En ce temps de carême, il n’est pas inutile de rappeler ce qu’est le péché, le non-amour, une sorte de vide de Dieu. Il n’y en a pas qu’un seul, d’ailleurs, LE péché. Les nouvelles traductions de la liturgie nous ferons dire les péchés du monde et plus le péché. Ecoutons le catéchisme, ce sera notre effort de carême :  (1849ss) C’est une faute contre la raison, la vérité, la conscience droite ; il est un manquement à l’amour véritable, envers Dieu et envers le prochain, à cause d’un attachement pervers à certains biens. Il blesse la nature de l’homme et porte atteinte à la solidarité humaine. Nous aurions peut-être tendance à le minimiser où à l’escamoter, pourtant Jésus a voulu vivre sa Passion pour nous donner ce pardon. C’est là que sa miséricorde va le vaincre, mais aussi là que le péché manifeste le mieux sa violence et sa multiplicité : incrédulité, haine meurtrière, rejet et moqueries de la part des chefs et du peuple, lâcheté de Pilate et cruauté des soldats, trahison de Judas si dure à Jésus, reniement de Pierre et abandon des disciples. Cependant, à l’heure même des ténèbres et du Prince de ce monde (cf. Jn 14, 30), le sacrifice du Christ devient secrètement la source de laquelle jaillira intarissablement le pardon de nos péchés. » « Oui, je vais faire passer un chemin dans le désert, des fleuves dans les lieux arides. » « J’aurai fait couler de l’eau dans le désert, des fleuves dans les lieux arides, pour désaltérer mon peuple. »

Le symbolisme de cette femme est très fort, parce qu’elle représente Israël, c’est un thème connu. Dieu est son époux, l’époux d’Israël et il part à sa recherche parce qu’elle est son unique épouse et qu’il l’aime. Pour manifester la condition d’Israël, il avait fait épouser une prostituée au prophète Osée. Celui-ci avait donné des noms terribles à quelques-uns de ses enfants. Il avait appelé une de ses filles « non-aimée », son deuxième fils « pas mon peuple »… C’est bien mystérieux et nous scandalise. Le Christ est l’époux de l’Église :  «L’Église est sainte mais non sans pécheurs». Une belle formule du Cardinal Journet qu’il fait bon de rappeler.
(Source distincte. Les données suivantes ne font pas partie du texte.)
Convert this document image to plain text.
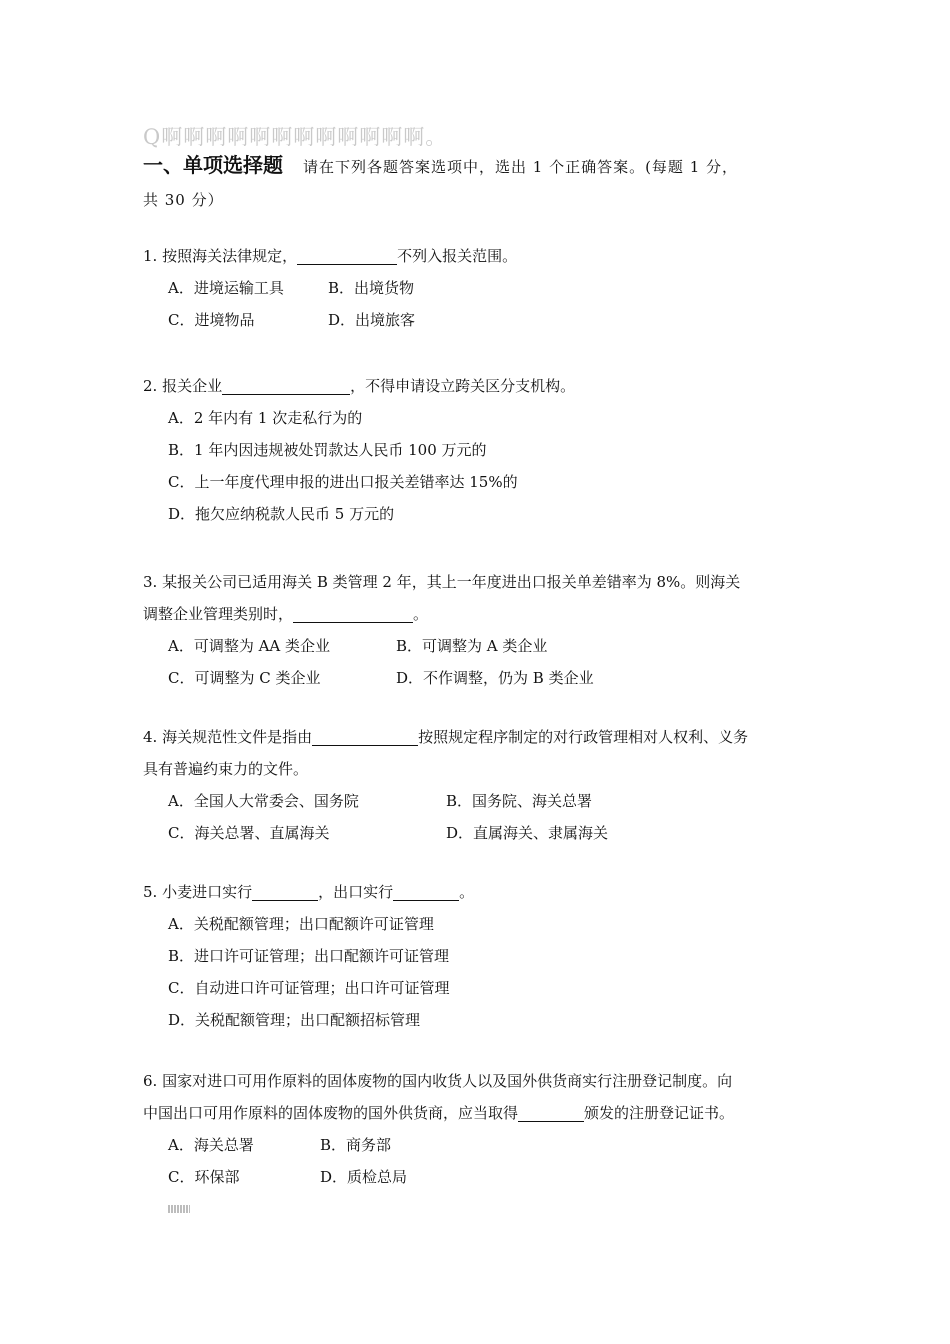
Q啊啊啊啊啊啊啊啊啊啊啊啊。
一、单项选择题 请在下列各题答案选项中，选出 1 个正确答案。(每题 1 分，
共 30 分）
1. 按照海关法律规定，	不列入报关范围。
A．进境运输工具	B．出境货物
C．进境物品	D．出境旅客
2. 报关企业	，不得申请设立跨关区分支机构。
A．2 年内有 1 次走私行为的
B．1 年内因违规被处罚款达人民币 100 万元的
C．上一年度代理申报的进出口报关差错率达 15%的
D．拖欠应纳税款人民币 5 万元的
3. 某报关公司已适用海关 B 类管理 2 年，其上一年度进出口报关单差错率为 8%。则海关
调整企业管理类别时，	。
A．可调整为 AA 类企业	B．可调整为 A 类企业
C．可调整为 C 类企业	D．不作调整，仍为 B 类企业
4. 海关规范性文件是指由	按照规定程序制定的对行政管理相对人权利、义务
具有普遍约束力的文件。
A．全国人大常委会、国务院	B．国务院、海关总署
C．海关总署、直属海关	D．直属海关、隶属海关
5. 小麦进口实行	，出口实行	。
A．关税配额管理；出口配额许可证管理
B．进口许可证管理；出口配额许可证管理
C．自动进口许可证管理；出口许可证管理
D．关税配额管理；出口配额招标管理
6. 国家对进口可用作原料的固体废物的国内收货人以及国外供货商实行注册登记制度。向
中国出口可用作原料的固体废物的国外供货商，应当取得	颁发的注册登记证书。
A．海关总署	B．商务部
C．环保部	D．质检总局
En ce temps de préparation à Pâques qui se rapproche, comment ne pas apprécier et nous laisser habiter par les paroles de Saint Paul, les vivre : « Il s’agit pour moi de connaître le Christ, d’éprouver la puissance de sa résurrection et de communier aux souffrances de sa Passion, en devenant semblable à lui dans sa mort, avec l’espoir de parvenir à la résurrection d’entre les morts. » Tout cela pour que nous puissions redire et chanter sa louange.

Le dernier mot de Jésus est celui de la miséricorde. « Le pardon suprême offert à qui l’a crucifié nous montre jusqu’où peut aller la miséricorde de Dieu. Marie atteste que la miséricorde du Fils de Dieu n’a pas de limite et rejoint tout un chacun sans exclure personne. » Amen.